Mehmet Yakup Yılmaz Body Wrapper

Basının görevi nedir peki?

Makedonya’nın başkenti Üsküp’te üzerinde durmuş bir meydan saati bulunan yarı yıkık bir duvar var. Saat 5’i 17 geçe durmuş. Bu, 26 Haziran 1963 günü Üsküp’ü yerle bir eden ve binlerce insanı öldüren depremin meydana geldiği an.

Depremde yıkılan gar binasının bir duvarı, üzerindeki bu saatle birlikte depremden sonraki enkaz kaldırma çalışmaları sırasında muhafaza edilmiş. Depremde ölenler için dikilen bir anıt gibi.. Binlerce insan için zamanın durduğu ve bir daha hiç ilerlemediği o anı hatırlatmak istiyor. Üsküp’ün bunu hiç unutmadığını kentin tarihi merkezinin dışında kalan bölümlerini gezerken daha iyi anlıyorsunuz. O yarı yıkık duvar, sanki Üsküp’ün geçmişini geleceğinden ayırıyor.
Bu sabaha karşı 3’ü 2 geçe bir yıl önceki felaketin kurbanlarının anısına Türkiye ayaktaydı. Ama bunu yılda bir defa anılan bir acı hatıra olmaktan çıkarmak zorundayız. 17 Ağustos 1999, 03.02’yi aynı felaketleri bir daha yaşamayacağımız günlerin başlangıcı yapmalıyız. Türkiye’de insanların kötü inşa edilmiş binaların içinde bir gece yarısı hayatlarını kaybetmeyecekleri günler için bir milat gibi..
Depremin ilk gününden beri bilim adamları hep aynı şeyi söylüyor: Türkiye aktif fay hatlarının bulunduğu bir coğrafyada. Nüfusumuzun çok büyük bir bölümü, her an harekete geçecek bir fayın üzerinde yaşıyor. Ama böyle büyük bir felaketin üzerinden geçen bir yıla rağmen bu gerçeği hâlâ anlayabildiğimizi ve sindirebildiğimizi söylemek de mümkün değil.
Başta İstanbul olmak üzere büyük kentlerimizde depreme hazırlıklı olmak daha hâlâ ‘iyi kurtarma ekipleri kurmak’la bir tutuluyor. Şehrin kötü zeminli yerlere inşa edilmiş semtlerini belirli bir zaman içinde nasıl boşaltıp daha emin yerlere nasıl taşıyabileceğimizi bilmiyoruz. Mevcut binaları daha emniyetli hale getirme yolunda hiçbir girişimimiz yok.
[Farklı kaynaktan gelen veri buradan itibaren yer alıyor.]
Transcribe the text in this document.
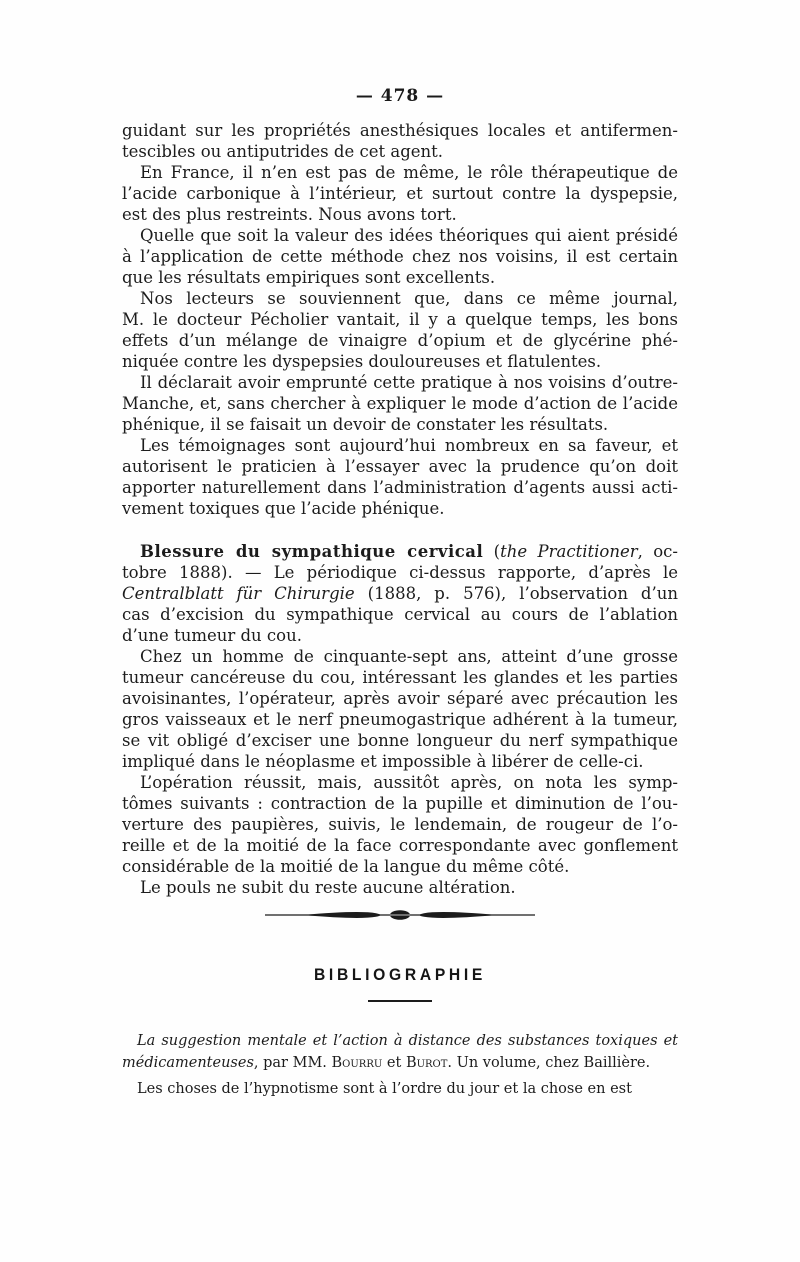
— 478 —
guidant sur les propriétés anesthésiques locales et antifermen-
tescibles ou antiputrides de cet agent.
En France, il n’en est pas de même, le rôle thérapeutique de
l’acide carbonique à l’intérieur, et surtout contre la dyspepsie,
est des plus restreints. Nous avons tort.
Quelle que soit la valeur des idées théoriques qui aient présidé
à l’application de cette méthode chez nos voisins, il est certain
que les résultats empiriques sont excellents.
Nos lecteurs se souviennent que, dans ce même journal,
M. le docteur Pécholier vantait, il y a quelque temps, les bons
effets d’un mélange de vinaigre d’opium et de glycérine phé-
niquée contre les dyspepsies douloureuses et flatulentes.
Il déclarait avoir emprunté cette pratique à nos voisins d’outre-
Manche, et, sans chercher à expliquer le mode d’action de l’acide
phénique, il se faisait un devoir de constater les résultats.
Les témoignages sont aujourd’hui nombreux en sa faveur, et
autorisent le praticien à l’essayer avec la prudence qu’on doit
apporter naturellement dans l’administration d’agents aussi acti-
vement toxiques que l’acide phénique.
Blessure du sympathique cervical (the Practitioner, oc-
tobre 1888). — Le périodique ci-dessus rapporte, d’après le
Centralblatt für Chirurgie (1888, p. 576), l’observation d’un
cas d’excision du sympathique cervical au cours de l’ablation
d’une tumeur du cou.
Chez un homme de cinquante-sept ans, atteint d’une grosse
tumeur cancéreuse du cou, intéressant les glandes et les parties
avoisinantes, l’opérateur, après avoir séparé avec précaution les
gros vaisseaux et le nerf pneumogastrique adhérent à la tumeur,
se vit obligé d’exciser une bonne longueur du nerf sympathique
impliqué dans le néoplasme et impossible à libérer de celle-ci.
L’opération réussit, mais, aussitôt après, on nota les symp-
tômes suivants : contraction de la pupille et diminution de l’ou-
verture des paupières, suivis, le lendemain, de rougeur de l’o-
reille et de la moitié de la face correspondante avec gonflement
considérable de la moitié de la langue du même côté.
Le pouls ne subit du reste aucune altération.
BIBLIOGRAPHIE
La suggestion mentale et l’action à distance des substances toxiques et
médicamenteuses, par MM. Bourru et Burot. Un volume, chez Baillière.
Les choses de l’hypnotisme sont à l’ordre du jour et la chose en est
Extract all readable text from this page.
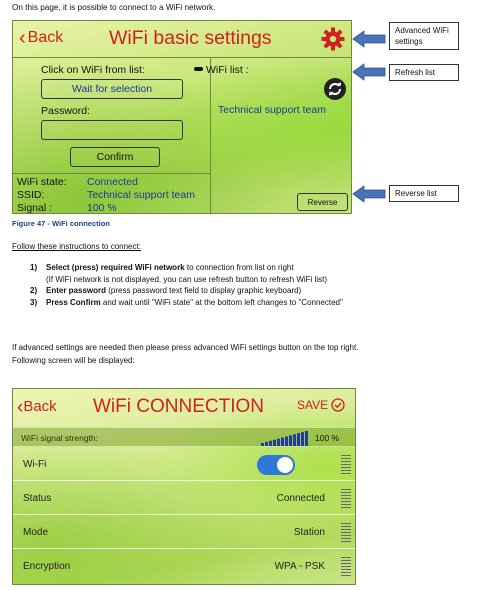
On this page, it is possible to connect to a WiFi network.
‹ Back WiFi basic settings
Click on WiFi from list:
Wait for selection
Password:
Confirm
WiFi state: Connected
SSID:	Technical support team
Signal :	100 %
WiFi list :
Technical support team
Reverse
Advanced WiFi settings
Refresh list
Reverse list
Figure 47 - WiFi connection
Follow these instructions to connect:
1) Select (press) required WiFi network to connection from list on right
(If WiFi network is not displayed, you can use refresh button to refresh WiFi list)
2) Enter password (press password text field to display graphic keyboard)
3) Press Confirm and wait until "WiFi state" at the bottom left changes to "Connected"
If advanced settings are needed then please press advanced WiFi settings button on the top right.
Following screen will be displayed:
‹Back WiFi CONNECTION	SAVE
WiFi signal strength:	100 %
Wi-Fi
Status	Connected
Mode	Station
Encryption	WPA - PSK
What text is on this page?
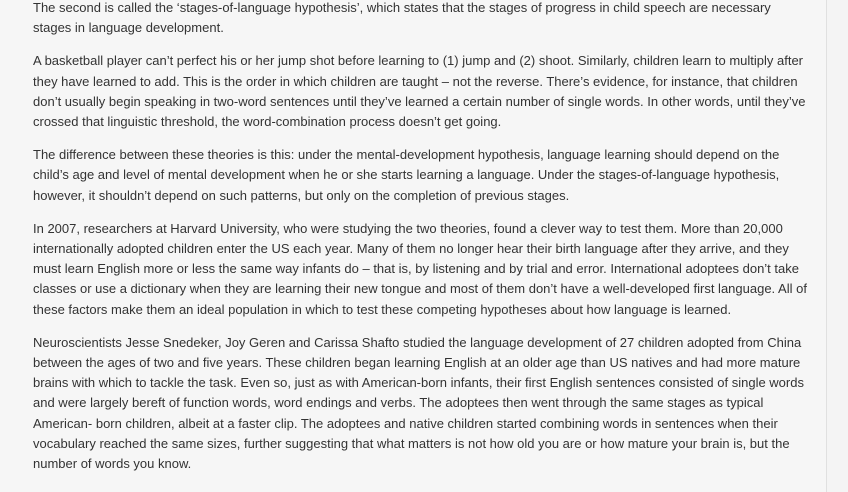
The second is called the ‘stages-of-language hypothesis’, which states that the stages of progress in child speech are necessary stages in language development.

A basketball player can’t perfect his or her jump shot before learning to (1) jump and (2) shoot. Similarly, children learn to multiply after they have learned to add. This is the order in which children are taught – not the reverse. There’s evidence, for instance, that children don’t usually begin speaking in two-word sentences until they’ve learned a certain number of single words. In other words, until they’ve crossed that linguistic threshold, the word-combination process doesn’t get going.

The difference between these theories is this: under the mental-development hypothesis, language learning should depend on the child’s age and level of mental development when he or she starts learning a language. Under the stages-of-language hypothesis, however, it shouldn’t depend on such patterns, but only on the completion of previous stages.

In 2007, researchers at Harvard University, who were studying the two theories, found a clever way to test them. More than 20,000 internationally adopted children enter the US each year. Many of them no longer hear their birth language after they arrive, and they must learn English more or less the same way infants do – that is, by listening and by trial and error. International adoptees don’t take classes or use a dictionary when they are learning their new tongue and most of them don’t have a well-developed first language. All of these factors make them an ideal population in which to test these competing hypotheses about how language is learned.

Neuroscientists Jesse Snedeker, Joy Geren and Carissa Shafto studied the language development of 27 children adopted from China between the ages of two and five years. These children began learning English at an older age than US natives and had more mature brains with which to tackle the task. Even so, just as with American-born infants, their first English sentences consisted of single words and were largely bereft of function words, word endings and verbs. The adoptees then went through the same stages as typical American- born children, albeit at a faster clip. The adoptees and native children started combining words in sentences when their vocabulary reached the same sizes, further suggesting that what matters is not how old you are or how mature your brain is, but the number of words you know.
Maliyetini bilmiyoruz, bunu nasıl finanse edebileceğimizi bilmiyoruz.. Bunu bilmediğimiz gibi bundan sonra kentlerimizin nasıl bir bölgede gelişmesini sağlayacağımızı, hangi bölgelerde artık kesinlikle inşaat izni verilmeyeceğini de bilmiyoruz. Rant hırsının geleceğimize nasıl bir tuzak kurmakta olduğunun farkında bile değiliz. Herkes depremle birlikte yaşamayı öğrenmek gerektiğinden söz ediyor ama bunun nasıl bir ‘bilgi’ olduğundan haberimiz bile yok.
Dün bazı gazetelerde bazı köşe yazarları, deprem kurbanlarını anmaya yönelik sivil girişimi ‘moral bozmak’, ‘acı hatıraları tazelemek’le suçladılar. Bunun bir yıldır ihmal ettikleri bir görev olduğunu hiç düşünmediler.
Radikal bir yıldır kısıtlı sayfa imkânlarına rağmen istisnasız her gün depremle ilgili haberleri ve gelişmeleri özel deprem sayfalarında okuyucularına duyuruyor. Depremle mücadelenin esasen bir bilinç sorunu olduğunu anlatmaya çalışıyor.
Herkes depremden gerekli dersleri çıkarmamız gerektiğini söylüyor. Bu gerekli derslerin çıkarılıp çıkarılmadığını, çıkarılan derslerin kendilerine uygulama alanı bulup bulmadığını basından başka denetleyecek bir güç var mı?